Westfield Health Claims
You can find Westfield Health Claims in the Google Play Store here. This app allows customers to claim for optical, dental, chiropody and therapy treatments via the app. The stats suggest the app has between 1,000 - 5,000 downloads.
Before we get onto the app, take a look at Westfield Health Claims website, it uses https, which is great! They even get an overall A rating on SSL Labs.
Now heading to the app, you are unable to signup for an account, only login to a pre-existing account. For a new users you are redirected to the website to supply your details.
So we can only log in, we know that the website is secure but is the app? Answer, no, it shares your email and password via an insecure connection.
That unwinds all the hard work done securing the website. As I do not have an account with Westfield, I was not able to check the type of data sent by the app. The guys at Westfield Health were great, they sorted the issue out in less than 24 hour.
One You Easy Meals
You can find One You Easy Meals in the Google Play Store here.

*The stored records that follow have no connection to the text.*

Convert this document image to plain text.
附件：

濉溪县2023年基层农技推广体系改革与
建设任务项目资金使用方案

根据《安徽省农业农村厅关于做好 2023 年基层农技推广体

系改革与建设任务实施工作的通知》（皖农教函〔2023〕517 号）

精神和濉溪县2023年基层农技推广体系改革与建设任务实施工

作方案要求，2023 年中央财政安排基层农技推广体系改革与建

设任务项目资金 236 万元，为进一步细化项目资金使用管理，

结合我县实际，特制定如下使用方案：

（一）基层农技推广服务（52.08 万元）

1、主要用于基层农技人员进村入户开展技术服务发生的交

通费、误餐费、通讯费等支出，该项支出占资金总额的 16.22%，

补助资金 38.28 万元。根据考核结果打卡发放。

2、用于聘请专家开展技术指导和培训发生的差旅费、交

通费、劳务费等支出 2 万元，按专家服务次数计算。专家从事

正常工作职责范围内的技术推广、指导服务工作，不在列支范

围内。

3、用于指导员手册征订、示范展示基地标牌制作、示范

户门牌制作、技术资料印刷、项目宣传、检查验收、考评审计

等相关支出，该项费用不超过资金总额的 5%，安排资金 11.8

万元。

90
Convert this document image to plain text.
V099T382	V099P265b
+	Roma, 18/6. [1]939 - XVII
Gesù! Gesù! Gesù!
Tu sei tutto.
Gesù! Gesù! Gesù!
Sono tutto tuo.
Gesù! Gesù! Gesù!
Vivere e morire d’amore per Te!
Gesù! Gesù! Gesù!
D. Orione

The app is designed to allow users to eat healthily by providing a range of recipes. The stats suggest the app has between 100,000 - 500,000 downloads.
The app it very basic, it enables users to join by providing first name, last name, email and postcode. I certainly would class these as personal identifiers and would have wanted them treating accordingly.
This is again sent over an insecure connection exposing the users details, OK, there is no password but other personally identifiable data points are present.
You could easily find my address, or start to build up a profile about me as an individual. I found it difficult to raise the issue, but it appears it got to the right people in the end as they fixed it.
Think Dirty
You can find Think Dirty in the Google Play Store here. The app is designed to allow users detect potentially toxic ingredients in your cosmetics and personal care products. The stats suggest the app has between 100,000 - 500,000 downloads.
Think Dirty, as with all the apps covered in this article, it again sends all its data via an insecure connection. But it goes one step further in how it shares this information, in one of the worst methods possible.
But what is of great concern is that my details are being sent as part of the POST request instead of it being attached to the request. This means that my username, password and email will be stored in the logs kept by my wifi routers, ISP and government agencies simply from the URL! This is bad. All data collected via the app (including barcodes scanned) are sent insecurely. I have had no response to my concerns from the Think Dirty.
Conclusion
This is just a flavour of what I found. There are other issues with these apps but i just wanted to focus on the connection and data sent over insecure connection. It is concerning that the developers have failed to implement basic security measures for apps that are being deployed in a sensitive domain, health. The information collected could exposure other online accounts, enable social engineering and expose sensitive information about the individual.